The meeting proper commences at 7.30 pm with the meal at 6pm. The first meal we had there last month was great and the prices were affordable. The setting and ambience was what I liked most. If you are coming to the meal please email Glenn by return email.
THE AGM DID HAPPEN
Just in case you missed it Gloria Lines was elected as our new President. Gloria and I attended a NZPIF communications meeting last Sunday and caught up with the latest news. The NZPIF is going to introduce a new associate membership to less active investors. More details on this when Andrew King addresses our 30th August meeting.
Gloria and I are excited about the Initio Insurance deal now being offered to members. Lower costs and a better deal for you with a small commission to Nelson PIA has to be good news. Their Meth recovery deal needs to be very seriously thought about. You will find details on www.NZPIF.org.nz
The My Republic fibre broad band firm is offering us a great deal.
The annual conference in New Plymouth is on target. Are you going? Details are on the web site and in the magazine. Gloria and I will be representing you at the conference.
Well what can one say? I guess you have all read the latest June release of QV re the increase of house prices around the country. Of more significance is the slightly more out of date information from Realestate.co.nz for the May year that indicated the average asking price for Nelson was $510,709 which was a 7.1% monthly increase compared with Waikato at 6.1% with a corresponding 30.9% drop in listing compared with May 2015. They do monthly averages as opposed to QV which does rolling three monthly averages. Something strange is happening with the rental market. Normally the numbers to let on Trademe are at their lowest in February with vacancies increasing over winter till about November. Well this year the pattern continued in April but suddenly the numbers have dropped right back to February’s listings of 120 to let and 140 for sale. The screws are going on the selling and letting market. Any day now you will see the June figures and it is obvious what is happening. I think we will see Nelson as having close to the largest yearly price increase in the country once the QV rolling averages catch up. Meanwhile the number of building consents roars on at a similar percentage rate to Auckland. Tasman is building double Nelson’s but this might change once the various SHA’s kick in next year.
Meetings Coming Up
There is so much happening in our world at the moment this newsletter could go on for ever. Landlords need to up skill on the new RTA provisions re insulation, retaliatory notice, smoke alarms, landlords right of entry into properties laws and something else I have forgotten!
Most of these things will covered in the coming meetings. Andrew King the NZPIF executive officer is speaking on 30 August and MBIE will be speaking on 11 October.
Some people really do read my newsletters!

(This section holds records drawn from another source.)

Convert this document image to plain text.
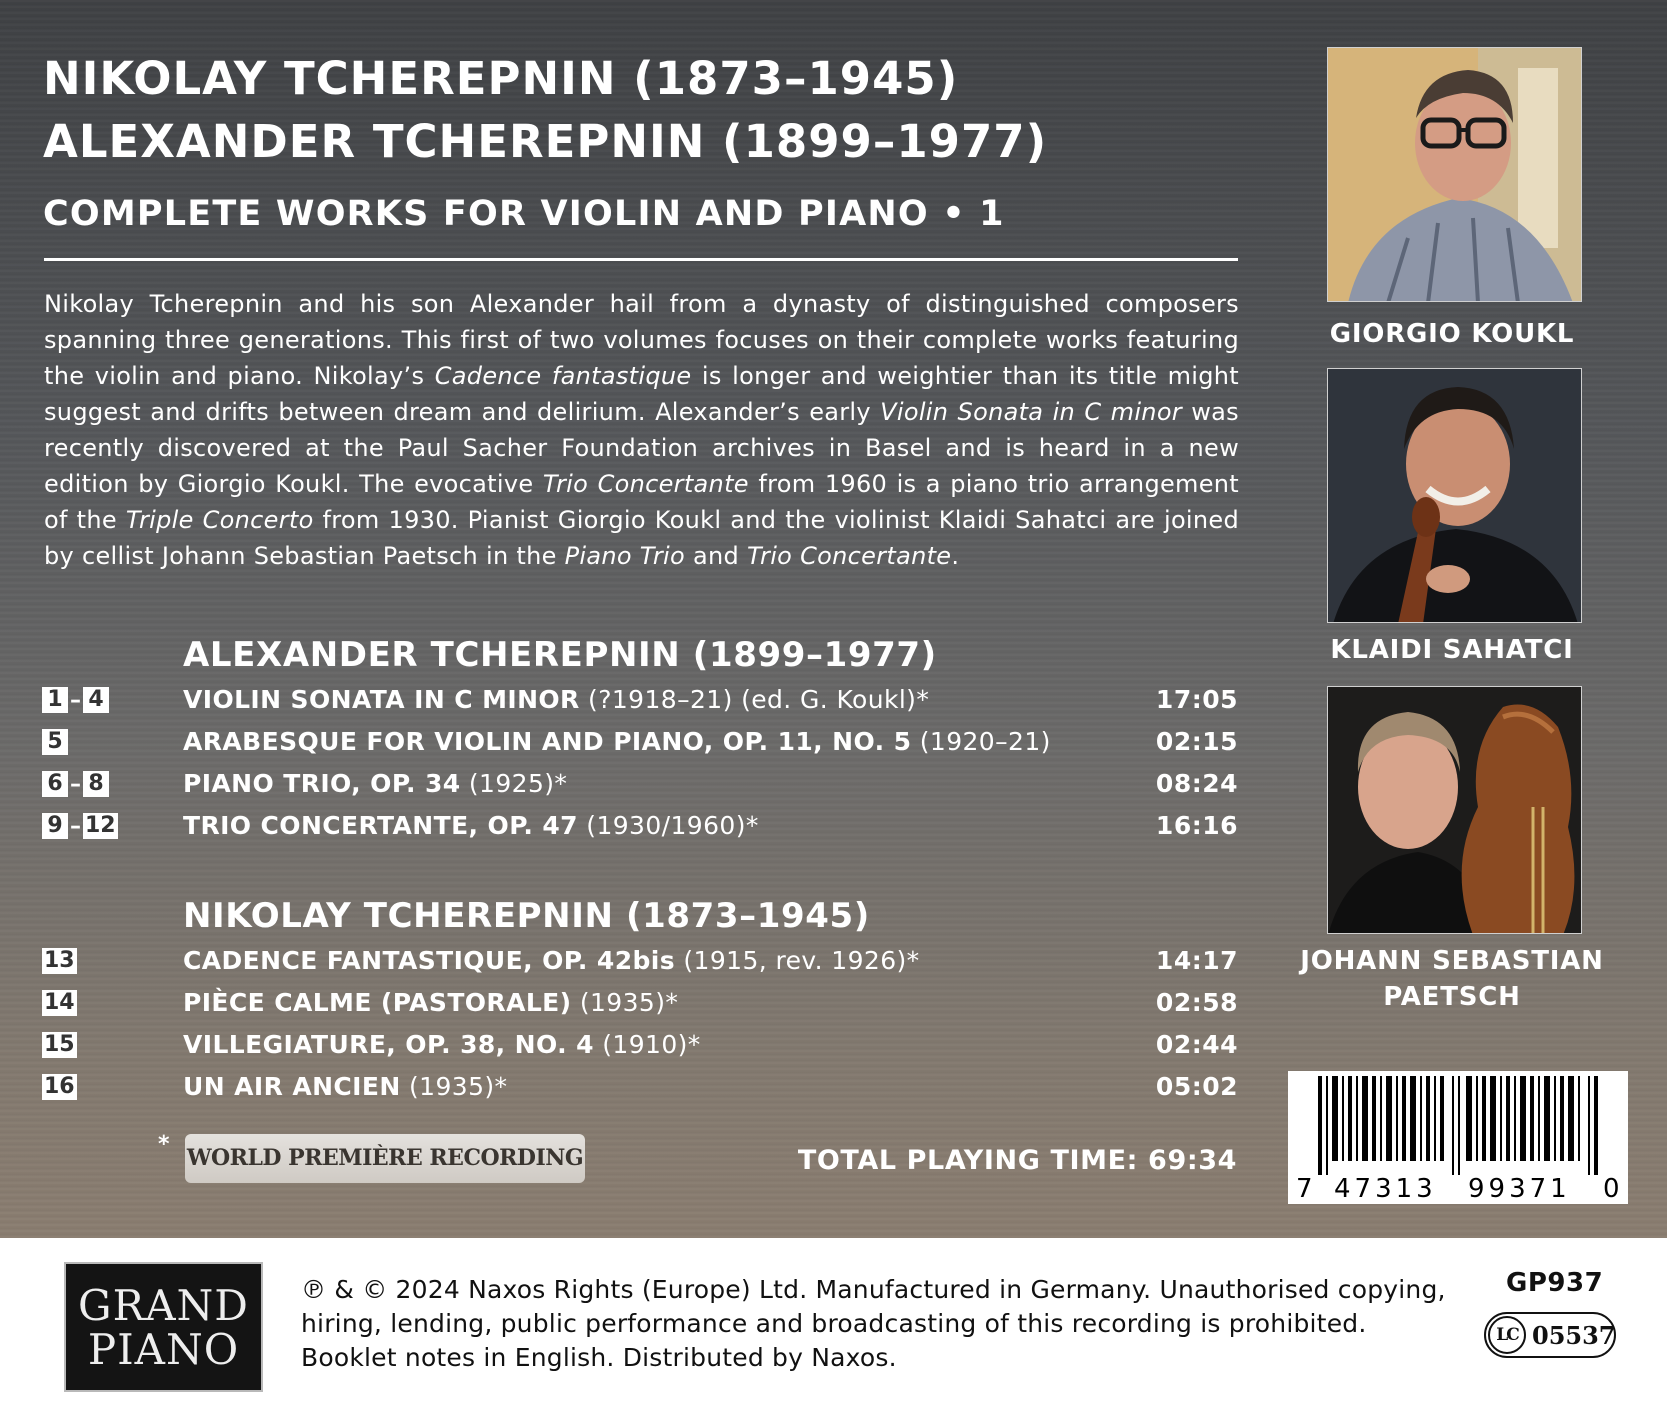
NIKOLAY TCHEREPNIN (1873–1945)
ALEXANDER TCHEREPNIN (1899–1977)
COMPLETE WORKS FOR VIOLIN AND PIANO • 1
Nikolay Tcherepnin and his son Alexander hail from a dynasty of distinguished composers spanning three generations. This first of two volumes focuses on their complete works featuring the violin and piano. Nikolay’s Cadence fantastique is longer and weightier than its title might suggest and drifts between dream and delirium. Alexander’s early Violin Sonata in C minor was recently discovered at the Paul Sacher Foundation archives in Basel and is heard in a new edition by Giorgio Koukl. The evocative Trio Concertante from 1960 is a piano trio arrangement of the Triple Concerto from 1930. Pianist Giorgio Koukl and the violinist Klaidi Sahatci are joined by cellist Johann Sebastian Paetsch in the Piano Trio and Trio Concertante.
ALEXANDER TCHEREPNIN (1899–1977)
1 – 4	VIOLIN SONATA IN C MINOR (?1918–21) (ed. G. Koukl)*	17:05
5	ARABESQUE FOR VIOLIN AND PIANO, OP. 11, NO. 5 (1920–21)	02:15
6 – 8	PIANO TRIO, OP. 34 (1925)*	08:24
9 – 12	TRIO CONCERTANTE, OP. 47 (1930/1960)*	16:16
NIKOLAY TCHEREPNIN (1873–1945)
13	CADENCE FANTASTIQUE, OP. 42bis (1915, rev. 1926)*	14:17
14	PIÈCE CALME (PASTORALE) (1935)*	02:58
15	VILLEGIATURE, OP. 38, NO. 4 (1910)*	02:44
16	UN AIR ANCIEN (1935)*	05:02
*
WORLD PREMIÈRE RECORDING	TOTAL PLAYING TIME: 69:34
GIORGIO KOUKL
KLAIDI SAHATCI
JOHANN SEBASTIAN
PAETSCH
7 47313 99371 0
GRAND
PIANO
℗ & © 2024 Naxos Rights (Europe) Ltd. Manufactured in Germany. Unauthorised copying,
hiring, lending, public performance and broadcasting of this recording is prohibited.
Booklet notes in English. Distributed by Naxos.
GP937
LC 05537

I do wonder at times if you folks read what I write in these newsletters and have even more doubts if anyone takes any notice. So it was great pleasure to get a recent email back from Dr Nick Smith MP Minister of Housing.
He was responding to my moans about the lack of clauses about Meth in the latest RTA amendments. He wanted to assure me that they are working on it!
I have been sending off my newsletters to Nick for perhaps 20 years and we do have a good working relationship with him. Not that I ever seem to get anything that I want from the politicians but communication is often better than shouting in the wind.
I have been collecting up a lot of articles over the last month that you should read as follows.
Last updated 16:40, June 15 2016
Methamphetamine residues not the big health worry people fear: scientist Nick Kim
Just under 1 per cent of the adult population were thought to be meth users, which equated to about 10,000 to 16,000 households.
Tenants and home buyers have nothing to fear from much higher levels of residual methamphetamine in a property, a New Zealand scientist has claimed.
Dr Nick Kim, a senior lecturer in environmental chemistry at Massey University, tested the residue left on walls by meth smokers and found the potential health effects of past P smoking in a house was no worse than those of tobacco, or handling meth-contaminated bank notes.
In fact, contamination was a phrase he used carefully because it had been used loosely, he said. The accepted New Zealand benchmark for remediation, 0.5 micrograms per 100 square centimetres, was based on levels in a meth lab, not on houses where smoking had occurred.
Even that level was 24 times lower than "the lowest level that could you could plausibly have a health risk".
Kim said the damaging effects of exposure to a meth lab was largely from the solvents involved in making it.
Households where meth was still being smoked or worse, manufacture, were obviously a risk to health, but once it stopped, the residues would break down over a matter of months.
Tenants who found that their houses had been smoked in could wash down walls and curtains but Kim said he personally would not worry.
There was no need to tear down gib or replace carpets and insulation unless there was strong suspicion that there was a lab and the chances were lower than people feared.
Just under 1 per cent of the adult population were thought to be meth users, which equated to about 10,000 to 16,000 households.
Kim said he peer reviewed the testing guidelines six years ago when concern was just emerging over the explosion of P labs and councils wanted guidance on testing.
"Somehow it's slipped sideways whereas it's now being used to test for cases where there's no clear evidence of a laboratory and I'd actually turn it the other way around and say, unless you have reason to suspect, why would you worry?
"What seems wrong is the idea of kicking people out of houses where residues are not too dissimilar to [tobacco] smoking residues on walls."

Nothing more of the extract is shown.